On the random thought front: After reading about the eye doc who warned the Penguins that their goalie, Marc Andre Fleury, was giving NHL shooters a great target by wearing bright yellow pads, we saw Ronny Paulino's catching gear in a different light.
Hmmmm...bright yellow highlights on the knees and mid chest protector. A nice little triangular target for our strike-challenged staff, perhaps...? Every little bit helps, even it is just some serendipity caused by the team colors.
We'd really be impressed if someone in the organization actually planned it that way. Maybe Ryan Doumit would like a set of the garish gear, too.
Kent Tekulve, FSN analyst, said recently that he doesn't consider Pirate errors to be a weakness in fundamentals, but just part of the game. We agree, but only to a point.
Making the routine play, to us, is a keystone of fundamentally strong baseball. And to the Bucs credit, they still work on pre-game fielding drills just as if they're back at Pirate City.

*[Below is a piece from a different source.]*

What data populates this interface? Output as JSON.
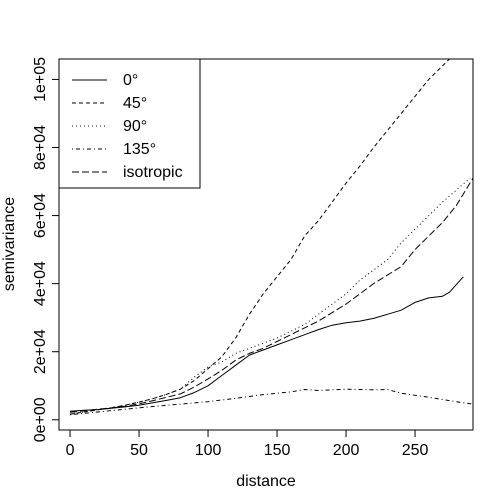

On the MLB front: Nice to see Mike Lincoln back in the bigs. He was a rising star for the Pirates in 2002, appearing in 55 games with an ERA of 3.11. Then, while in Pirate City during 2003 camp, he stepped on a golf ball while doing his outfield running (there was a nearby golf complex) and fell, bruising his shoulder.
Lincoln, a righty, was never the same (in fact, he went on the 60 day DL after his tumble), and after moving on to the Cards in 2004, he had Tommy John surgery for an unrelated elbow injury - twice! The hard throwing 33 year old is just now returning to the majors with the Reds after a four year sabbatical from the game.

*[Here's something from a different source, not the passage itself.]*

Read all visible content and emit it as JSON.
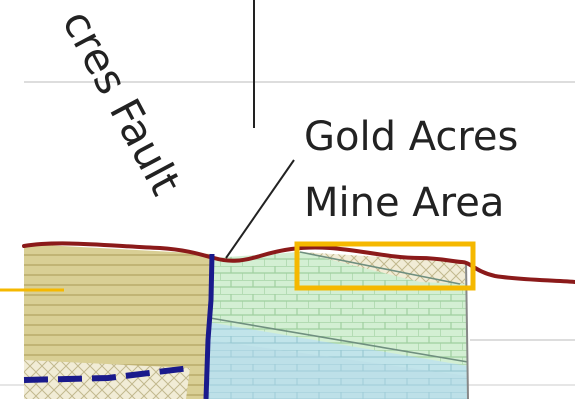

And you may remember Cincy SS Jeff Keppinger. The Pirates drafted him in the 4th round in 2001. He was shipped to the Mets with Kris Benson in 2004 for Jose Bautista, Ty Wiggington, and Matt Peterson. The Mets in turn traded him to KC for Ruben Gotay in 2006, and he landed with the Reds last year.
The 28 year old infielder has hit .309 over four seasons in the show, and is hoping to lock up the Red's SS job this year.
The Reds are wearing "Nuxy" patches to commemorate their long time broadcaster, Joe Nuxhall, who died of cancer in November.
He was the youngest player ever to appear in a modern era MLB game when he pitched as a 15 year old high school sophomore in 1944 for Cincinnati, back when the rosters were decimated by the Second World War.
(Fred Chapman was the youngest pro baseball player. He pitched five innings at the age of 14 on July 22, 1887 for the Philadelphia Athletics of the American Association. It was his only appearance in the majors. Chapman was born in Little Cooley, Pennsylvania, in nearby Crawford County.)
Nuxhall returned to Hamilton (OH) High and graduated. He then went through the regular minor league drill and ended up pitching 15 years with the Reds, winning 130 games for them and earning the moniker "The Ol' Lefthander," part of his broadcast sign-off.